Despite slumping fuel costs that are boosting profits for airlines, the nation’s largest carriers are increasing their fares $10 per round trip, the third increase of the year.
The fare hike on most U.S. routes was initiated Friday by Southwest Airlines, the nation’s largest domestic carrier. It was matched soon after by Delta, United and American Airlines. As of Tuesday, the increase remained in place, according to Rick Seaney, founder of travel site Farecompare.com, which has been monitoring fare increases.
The latest hike, combined with prior increases in January and February, combined to raise airfares $22 for round-trip flights. New York-based JetBlue and Atlanta-based Delta Air Lines initiated two other fare increases, both in February, but the carriers rolled the increases back when they were not matched by other carriers.
The fare hikes come at the same time airlines are reporting near record profits as they collect hefty revenue from additional passenger fees, such as bag-check charges.

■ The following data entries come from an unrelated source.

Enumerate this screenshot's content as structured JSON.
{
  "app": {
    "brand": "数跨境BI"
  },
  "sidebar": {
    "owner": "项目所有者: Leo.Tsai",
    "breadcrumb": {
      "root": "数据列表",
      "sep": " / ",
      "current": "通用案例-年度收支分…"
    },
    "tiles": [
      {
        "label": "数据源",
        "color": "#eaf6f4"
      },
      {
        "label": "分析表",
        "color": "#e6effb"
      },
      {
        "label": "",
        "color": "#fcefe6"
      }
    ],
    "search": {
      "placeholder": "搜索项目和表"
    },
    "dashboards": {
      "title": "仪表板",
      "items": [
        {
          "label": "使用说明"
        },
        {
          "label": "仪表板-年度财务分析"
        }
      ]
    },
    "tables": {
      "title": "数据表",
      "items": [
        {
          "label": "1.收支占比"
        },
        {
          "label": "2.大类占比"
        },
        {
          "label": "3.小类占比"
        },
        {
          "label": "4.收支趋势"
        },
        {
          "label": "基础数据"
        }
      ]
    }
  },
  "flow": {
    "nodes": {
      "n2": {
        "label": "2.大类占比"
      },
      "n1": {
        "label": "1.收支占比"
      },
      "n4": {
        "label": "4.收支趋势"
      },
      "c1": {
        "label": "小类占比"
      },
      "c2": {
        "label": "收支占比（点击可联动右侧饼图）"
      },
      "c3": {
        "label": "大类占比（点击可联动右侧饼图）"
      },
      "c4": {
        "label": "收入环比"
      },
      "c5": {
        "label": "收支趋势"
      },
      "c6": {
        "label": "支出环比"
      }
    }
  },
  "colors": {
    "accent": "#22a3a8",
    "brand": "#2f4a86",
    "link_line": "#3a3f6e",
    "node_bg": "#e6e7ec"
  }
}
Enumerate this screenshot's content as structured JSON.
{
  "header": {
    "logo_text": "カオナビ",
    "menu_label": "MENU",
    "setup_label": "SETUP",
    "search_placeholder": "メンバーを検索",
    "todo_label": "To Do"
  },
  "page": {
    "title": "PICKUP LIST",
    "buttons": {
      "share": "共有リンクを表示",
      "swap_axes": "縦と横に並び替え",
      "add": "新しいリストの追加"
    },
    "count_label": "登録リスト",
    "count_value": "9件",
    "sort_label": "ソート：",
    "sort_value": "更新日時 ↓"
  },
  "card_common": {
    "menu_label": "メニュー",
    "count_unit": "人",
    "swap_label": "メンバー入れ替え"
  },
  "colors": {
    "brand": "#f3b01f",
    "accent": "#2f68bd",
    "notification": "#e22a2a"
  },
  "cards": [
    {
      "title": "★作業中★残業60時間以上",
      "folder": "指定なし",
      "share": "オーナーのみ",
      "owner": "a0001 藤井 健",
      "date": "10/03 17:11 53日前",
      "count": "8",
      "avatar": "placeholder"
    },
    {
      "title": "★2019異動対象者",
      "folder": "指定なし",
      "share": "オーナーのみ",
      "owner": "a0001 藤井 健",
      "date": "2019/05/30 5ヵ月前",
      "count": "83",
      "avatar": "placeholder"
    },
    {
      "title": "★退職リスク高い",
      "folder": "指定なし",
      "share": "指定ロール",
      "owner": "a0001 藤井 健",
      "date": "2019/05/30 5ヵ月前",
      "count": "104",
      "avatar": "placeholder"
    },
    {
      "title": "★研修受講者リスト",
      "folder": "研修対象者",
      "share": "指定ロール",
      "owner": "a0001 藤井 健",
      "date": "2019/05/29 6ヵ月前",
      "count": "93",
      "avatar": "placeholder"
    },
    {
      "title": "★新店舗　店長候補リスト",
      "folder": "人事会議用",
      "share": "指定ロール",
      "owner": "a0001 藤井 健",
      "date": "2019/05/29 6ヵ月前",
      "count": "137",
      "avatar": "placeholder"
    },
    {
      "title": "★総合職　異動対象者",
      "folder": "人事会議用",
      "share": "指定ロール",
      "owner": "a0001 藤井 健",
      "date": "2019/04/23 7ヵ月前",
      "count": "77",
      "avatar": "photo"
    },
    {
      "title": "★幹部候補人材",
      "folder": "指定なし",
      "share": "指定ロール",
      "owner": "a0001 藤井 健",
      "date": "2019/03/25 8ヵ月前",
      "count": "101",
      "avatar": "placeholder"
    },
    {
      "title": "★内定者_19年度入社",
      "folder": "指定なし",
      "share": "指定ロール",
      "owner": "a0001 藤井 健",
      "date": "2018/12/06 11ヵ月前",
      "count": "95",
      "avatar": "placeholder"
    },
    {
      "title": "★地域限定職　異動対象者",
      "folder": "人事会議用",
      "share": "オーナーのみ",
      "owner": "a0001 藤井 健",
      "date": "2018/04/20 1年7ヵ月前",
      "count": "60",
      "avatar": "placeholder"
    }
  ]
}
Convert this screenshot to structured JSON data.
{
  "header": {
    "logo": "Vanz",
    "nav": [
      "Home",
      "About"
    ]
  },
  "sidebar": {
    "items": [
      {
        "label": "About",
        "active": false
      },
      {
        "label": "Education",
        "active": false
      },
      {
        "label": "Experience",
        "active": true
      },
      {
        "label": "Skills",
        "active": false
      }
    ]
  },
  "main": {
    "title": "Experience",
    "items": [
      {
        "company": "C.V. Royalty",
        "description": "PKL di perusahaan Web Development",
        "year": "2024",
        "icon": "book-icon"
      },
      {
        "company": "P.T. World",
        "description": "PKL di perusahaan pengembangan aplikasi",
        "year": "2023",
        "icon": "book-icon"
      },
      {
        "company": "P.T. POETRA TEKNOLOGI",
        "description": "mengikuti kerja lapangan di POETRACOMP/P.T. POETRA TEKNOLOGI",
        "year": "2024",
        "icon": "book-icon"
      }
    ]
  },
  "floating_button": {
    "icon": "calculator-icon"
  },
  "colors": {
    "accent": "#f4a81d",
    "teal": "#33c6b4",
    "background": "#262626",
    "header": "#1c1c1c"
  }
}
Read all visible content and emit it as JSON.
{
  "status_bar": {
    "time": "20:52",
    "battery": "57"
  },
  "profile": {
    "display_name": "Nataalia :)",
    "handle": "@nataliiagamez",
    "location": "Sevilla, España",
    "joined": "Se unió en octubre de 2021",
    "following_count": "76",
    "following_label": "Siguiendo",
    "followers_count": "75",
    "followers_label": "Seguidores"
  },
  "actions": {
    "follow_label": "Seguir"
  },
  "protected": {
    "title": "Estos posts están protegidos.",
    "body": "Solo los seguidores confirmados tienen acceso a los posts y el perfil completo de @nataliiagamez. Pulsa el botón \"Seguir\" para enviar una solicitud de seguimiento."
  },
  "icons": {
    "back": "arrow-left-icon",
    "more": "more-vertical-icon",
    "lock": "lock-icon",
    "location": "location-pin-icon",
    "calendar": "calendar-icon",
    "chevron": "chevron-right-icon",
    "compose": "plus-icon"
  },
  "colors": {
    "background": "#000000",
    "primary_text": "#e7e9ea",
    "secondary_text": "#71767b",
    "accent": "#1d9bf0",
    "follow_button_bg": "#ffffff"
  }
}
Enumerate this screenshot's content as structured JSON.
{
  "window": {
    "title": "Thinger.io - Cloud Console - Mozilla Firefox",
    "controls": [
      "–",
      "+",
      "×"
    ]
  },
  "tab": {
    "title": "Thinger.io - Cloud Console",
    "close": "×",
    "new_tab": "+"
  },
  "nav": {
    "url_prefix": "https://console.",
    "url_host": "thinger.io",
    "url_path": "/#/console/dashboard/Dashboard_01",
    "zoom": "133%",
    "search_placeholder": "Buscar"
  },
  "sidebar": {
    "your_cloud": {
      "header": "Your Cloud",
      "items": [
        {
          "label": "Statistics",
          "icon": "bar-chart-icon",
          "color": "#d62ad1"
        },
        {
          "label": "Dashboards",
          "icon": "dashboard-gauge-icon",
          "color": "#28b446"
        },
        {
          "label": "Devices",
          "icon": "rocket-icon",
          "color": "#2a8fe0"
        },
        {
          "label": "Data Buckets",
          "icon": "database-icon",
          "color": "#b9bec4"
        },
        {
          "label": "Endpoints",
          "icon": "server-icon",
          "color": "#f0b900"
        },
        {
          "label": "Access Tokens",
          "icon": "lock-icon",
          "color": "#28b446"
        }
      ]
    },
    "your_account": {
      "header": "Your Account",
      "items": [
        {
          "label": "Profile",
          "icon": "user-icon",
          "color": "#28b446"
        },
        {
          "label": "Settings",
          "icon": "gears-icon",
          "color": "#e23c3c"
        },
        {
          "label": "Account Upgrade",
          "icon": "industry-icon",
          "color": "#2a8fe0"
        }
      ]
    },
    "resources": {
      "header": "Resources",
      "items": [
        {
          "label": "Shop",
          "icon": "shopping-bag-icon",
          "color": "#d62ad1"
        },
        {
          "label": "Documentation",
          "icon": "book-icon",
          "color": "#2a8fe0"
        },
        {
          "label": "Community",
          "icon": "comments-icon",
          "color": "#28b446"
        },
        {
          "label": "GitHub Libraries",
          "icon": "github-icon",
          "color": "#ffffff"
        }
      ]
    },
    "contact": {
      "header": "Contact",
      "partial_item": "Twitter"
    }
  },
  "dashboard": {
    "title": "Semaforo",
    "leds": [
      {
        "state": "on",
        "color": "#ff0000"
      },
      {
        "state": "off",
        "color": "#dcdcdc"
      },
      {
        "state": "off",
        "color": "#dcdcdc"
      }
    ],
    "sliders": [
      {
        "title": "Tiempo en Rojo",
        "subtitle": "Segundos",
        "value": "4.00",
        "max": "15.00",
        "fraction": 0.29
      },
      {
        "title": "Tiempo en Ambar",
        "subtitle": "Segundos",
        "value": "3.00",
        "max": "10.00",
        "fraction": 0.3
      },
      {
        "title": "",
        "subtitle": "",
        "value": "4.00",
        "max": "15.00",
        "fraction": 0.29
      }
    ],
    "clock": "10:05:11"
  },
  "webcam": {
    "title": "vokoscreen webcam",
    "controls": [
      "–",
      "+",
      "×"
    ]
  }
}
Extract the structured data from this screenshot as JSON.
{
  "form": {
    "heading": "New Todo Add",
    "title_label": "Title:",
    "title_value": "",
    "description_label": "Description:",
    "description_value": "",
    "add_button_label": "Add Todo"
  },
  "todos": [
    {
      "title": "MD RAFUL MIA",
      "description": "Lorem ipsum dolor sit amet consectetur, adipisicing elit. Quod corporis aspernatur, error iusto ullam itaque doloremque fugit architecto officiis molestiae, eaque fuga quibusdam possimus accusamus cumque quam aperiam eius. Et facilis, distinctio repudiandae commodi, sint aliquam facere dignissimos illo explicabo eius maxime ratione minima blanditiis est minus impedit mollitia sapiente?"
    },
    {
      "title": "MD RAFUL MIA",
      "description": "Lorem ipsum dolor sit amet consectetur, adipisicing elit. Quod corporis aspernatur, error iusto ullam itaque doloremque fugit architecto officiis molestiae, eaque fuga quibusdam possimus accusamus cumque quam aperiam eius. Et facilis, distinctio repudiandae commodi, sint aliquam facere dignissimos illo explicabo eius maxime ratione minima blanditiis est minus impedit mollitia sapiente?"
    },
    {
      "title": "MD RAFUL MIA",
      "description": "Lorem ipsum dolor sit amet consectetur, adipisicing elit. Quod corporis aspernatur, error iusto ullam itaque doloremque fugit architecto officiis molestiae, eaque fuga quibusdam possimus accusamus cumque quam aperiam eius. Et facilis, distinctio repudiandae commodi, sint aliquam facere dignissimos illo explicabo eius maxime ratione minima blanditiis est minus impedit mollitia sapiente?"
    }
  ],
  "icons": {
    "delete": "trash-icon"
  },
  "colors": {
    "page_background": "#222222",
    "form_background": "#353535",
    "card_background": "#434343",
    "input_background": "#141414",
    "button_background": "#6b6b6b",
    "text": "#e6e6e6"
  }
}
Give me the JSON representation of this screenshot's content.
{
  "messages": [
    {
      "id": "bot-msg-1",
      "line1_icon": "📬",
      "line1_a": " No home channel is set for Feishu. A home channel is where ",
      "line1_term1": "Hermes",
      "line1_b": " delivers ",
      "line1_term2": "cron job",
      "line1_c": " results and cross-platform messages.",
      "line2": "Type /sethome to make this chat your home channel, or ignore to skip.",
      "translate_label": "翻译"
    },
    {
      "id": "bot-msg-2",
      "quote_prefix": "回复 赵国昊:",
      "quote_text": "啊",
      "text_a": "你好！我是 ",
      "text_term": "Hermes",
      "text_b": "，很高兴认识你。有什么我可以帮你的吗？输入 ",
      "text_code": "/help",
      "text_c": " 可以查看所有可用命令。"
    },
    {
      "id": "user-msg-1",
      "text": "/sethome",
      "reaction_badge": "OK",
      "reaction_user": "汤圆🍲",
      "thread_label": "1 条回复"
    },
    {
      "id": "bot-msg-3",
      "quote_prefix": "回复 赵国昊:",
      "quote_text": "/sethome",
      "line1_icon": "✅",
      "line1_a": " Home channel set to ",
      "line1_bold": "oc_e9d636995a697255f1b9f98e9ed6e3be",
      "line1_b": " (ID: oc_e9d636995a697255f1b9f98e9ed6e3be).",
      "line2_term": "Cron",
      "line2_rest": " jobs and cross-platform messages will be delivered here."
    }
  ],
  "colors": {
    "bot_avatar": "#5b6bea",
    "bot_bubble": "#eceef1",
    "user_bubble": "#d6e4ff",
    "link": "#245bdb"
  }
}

Meanwhile, the industry’s biggest expense, fuel, has dropped in cost by at least 40% over the past year.
In the three months ended Sept. 30, U.S.-based carriers reported a net profit of $9.3 billion, up from $3.1 billion in the same period in 2014, according to the Department of Transportation.
But the airline industry maintains that despite the increases, airfares have remained flat or slightly down over the past year when adjusted for inflation.
“It is important to note that while fuel is down, other operating expenses, including labor, which is now our largest cost, is up,” said Vaughn Jennings, a spokesman for Airlines for America, a trade group for the airline industry.
“Simply put, air travel remains one of the best consumer bargains out there, as evidenced by the increase in the number of people flying,” he said.